Setting Water Rates Basics – How Raising Money for Water Projects Happens at the Local Level

In the second of this four-part webinar series, Stacey Isaac Berahzer provides an overview of the rate setting process for water and wastewater utilities. Also covered is how decisions such as project prioritization for capital improvement plans and asset management are made, and how these prioritized projects drive the rate-setting process. Key aspects of rate design, such as customer classes, base charge and billing period, and the rate setting approval process are explained and participants get an overview of the types of rates structures, and the pros and cons associated with each type regarding water conservation and affordability.

Setting Water Rates Considering Customer Affordability and System & Resource Sustainability – Aiming to Address These Needs Together

In the third installment of this series, Stacey Isaac Berahzer, CEO of IB Environmental, takes participants on a deeper dive into setting water rates to address sustainability and affordability. Building off of this series’s second webinar, this webinar explores how rates can be designed to address customer affordability issues and water conservation and efficiency. Stacey provides tips on setting up a separate customer assistance program (CAP), while encouraging water conservation for customers experiencing hardship.

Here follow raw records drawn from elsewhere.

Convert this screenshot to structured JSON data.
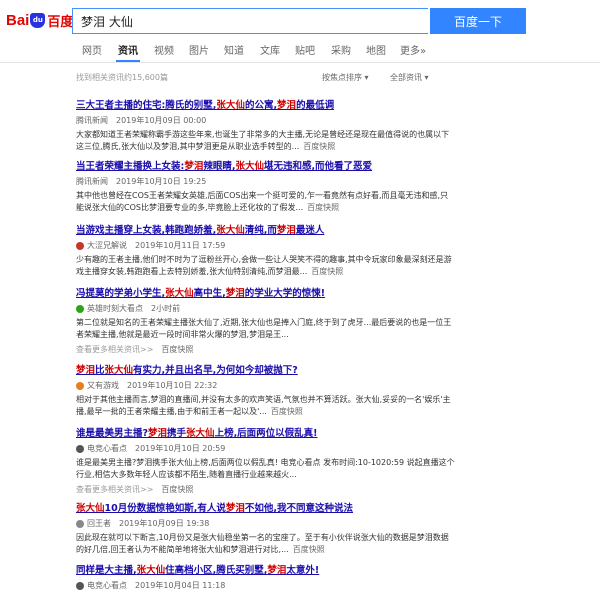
{
  "header": {
    "logo_bai": "Bai",
    "logo_paw": "du",
    "logo_text": "百度",
    "search_value": "梦泪 大仙",
    "search_button": "百度一下"
  },
  "tabs": [
    {
      "label": "网页"
    },
    {
      "label": "资讯",
      "active": true
    },
    {
      "label": "视频"
    },
    {
      "label": "图片"
    },
    {
      "label": "知道"
    },
    {
      "label": "文库"
    },
    {
      "label": "贴吧"
    },
    {
      "label": "采购"
    },
    {
      "label": "地图"
    },
    {
      "label": "更多»"
    }
  ],
  "results_count": "找到相关资讯约15,600篇",
  "sort_focus": "按焦点排序",
  "sort_all": "全部资讯",
  "results": [
    {
      "title": [
        {
          "t": "三大王者主播的住宅:腾氏的别墅,"
        },
        {
          "t": "张大仙",
          "hl": true
        },
        {
          "t": "的公寓,"
        },
        {
          "t": "梦泪",
          "hl": true
        },
        {
          "t": "的最低调"
        }
      ],
      "source": "腾讯新闻",
      "time": "2019年10月09日 00:00",
      "snippet": "大家都知道王者荣耀称霸手游这些年来,也诞生了非常多的大主播,无论是曾经还是现在最值得说的也属以下这三位,腾氏,张大仙以及梦泪,其中梦泪更是从职业选手转型的...",
      "kuaizhao": "百度快照"
    },
    {
      "title": [
        {
          "t": "当王者荣耀主播换上女装:"
        },
        {
          "t": "梦泪",
          "hl": true
        },
        {
          "t": "辣眼睛,"
        },
        {
          "t": "张大仙",
          "hl": true
        },
        {
          "t": "堪无违和感,而他看了恶爱"
        }
      ],
      "source": "腾讯新闻",
      "time": "2019年10月10日 19:25",
      "snippet": "其中他也曾经在COS王者荣耀女英雄,后面COS出来一个挺可爱的,乍一看竟然有点好看,而且毫无违和感,只能说张大仙的COS比梦泪要专业的多,毕竟脸上还化妆的了假发...",
      "kuaizhao": "百度快照"
    },
    {
      "title": [
        {
          "t": "当游戏主播穿上女装,韩跑跑娇羞,"
        },
        {
          "t": "张大仙",
          "hl": true
        },
        {
          "t": "清纯,而"
        },
        {
          "t": "梦泪",
          "hl": true
        },
        {
          "t": "最迷人"
        }
      ],
      "source": "大涩兄解说",
      "time": "2019年10月11日 17:59",
      "icon_color": "#c0392b",
      "snippet": "少有趣的王者主播,他们时不时为了逗粉丝开心,会做一些让人哭笑不得的趣事,其中令玩家印象最深刻还是游戏主播穿女装,韩跑跑看上去特别娇羞,张大仙特别清纯,而梦泪最...",
      "kuaizhao": "百度快照"
    },
    {
      "title": [
        {
          "t": "冯提莫的学弟小学生,"
        },
        {
          "t": "张大仙",
          "hl": true
        },
        {
          "t": "高中生,"
        },
        {
          "t": "梦泪",
          "hl": true
        },
        {
          "t": "的学业大学的惊悚!"
        }
      ],
      "source": "英雄时刻大看点",
      "time": "2小时前",
      "icon_color": "#2aa515",
      "snippet": "第二位就是知名的王者荣耀主播张大仙了,近期,张大仙也是捧入门庭,终于到了虎牙...最后要说的也是一位王者荣耀主播,他就是最近一段时间非常火爆的梦泪,梦泪是王...",
      "more": "查看更多相关资讯>>",
      "kuaizhao": "百度快照"
    },
    {
      "title": [
        {
          "t": "梦泪",
          "hl": true
        },
        {
          "t": "比"
        },
        {
          "t": "张大仙",
          "hl": true
        },
        {
          "t": "有实力,并且出名早,为何如今却被抛下?"
        }
      ],
      "source": "又有游戏",
      "time": "2019年10月10日 22:32",
      "icon_color": "#e67e22",
      "snippet": "相对于其他主播而言,梦泪的直播间,并没有太多的欢声笑语,气氛也并不算活跃。张大仙,妥妥的一名'娱乐'主播,最早一批的王者荣耀主播,由于和前王者一起以及'...",
      "kuaizhao": "百度快照"
    },
    {
      "title": [
        {
          "t": "谁是最美男主播?"
        },
        {
          "t": "梦泪",
          "hl": true
        },
        {
          "t": "携手"
        },
        {
          "t": "张大仙",
          "hl": true
        },
        {
          "t": "上榜,后面两位以假乱真!"
        }
      ],
      "source": "电竞心看点",
      "time": "2019年10月10日 20:59",
      "icon_color": "#555555",
      "snippet": "谁是最美男主播?梦泪携手张大仙上榜,后面两位以假乱真! 电竞心看点 发布时间:10-1020:59 说起直播这个行业,相信大多数年轻人应该都不陌生,随着直播行业越来越火...",
      "more": "查看更多相关资讯>>",
      "kuaizhao": "百度快照"
    },
    {
      "title": [
        {
          "t": "张大仙",
          "hl": true
        },
        {
          "t": "10月份数据惊艳如斯,有人说"
        },
        {
          "t": "梦泪",
          "hl": true
        },
        {
          "t": "不如他,我不同意这种说法"
        }
      ],
      "source": "回王者",
      "time": "2019年10月09日 19:38",
      "icon_color": "#888888",
      "snippet": "因此现在就可以下断言,10月份又是张大仙稳坐第一名的宝座了。至于有小伙伴说张大仙的数据是梦泪数据的好几倍,回王者认为不能简单地将张大仙和梦泪进行对比,...",
      "kuaizhao": "百度快照"
    },
    {
      "title": [
        {
          "t": "同样是大主播,"
        },
        {
          "t": "张大仙",
          "hl": true
        },
        {
          "t": "住高档小区,腾氏买别墅,"
        },
        {
          "t": "梦泪",
          "hl": true
        },
        {
          "t": "太意外!"
        }
      ],
      "source": "电竞心看点",
      "time": "2019年10月04日 11:18",
      "icon_color": "#555555"
    }
  ]
}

Innovative Financing for Green Infrastructure – Waves in Water Funding

Stacey Isaac Berahzer, CEO of IB Environmental, provides an overview of the evolving use of green infrastructure for water quality management and shares examples of how some traditional financing sources, such as the State Revolving Funds and local utility capital improvement plans, are now used to fund green infrastructure (GI) projects. The key role that stormwater utilities with robust incentive programs play in providing a dedicated source of financing for GI projects is explored and Amanda Hallauer, with the City of Atlanta’s Department of Watershed Management, discusses the nation’s first environmental impact municipal bond.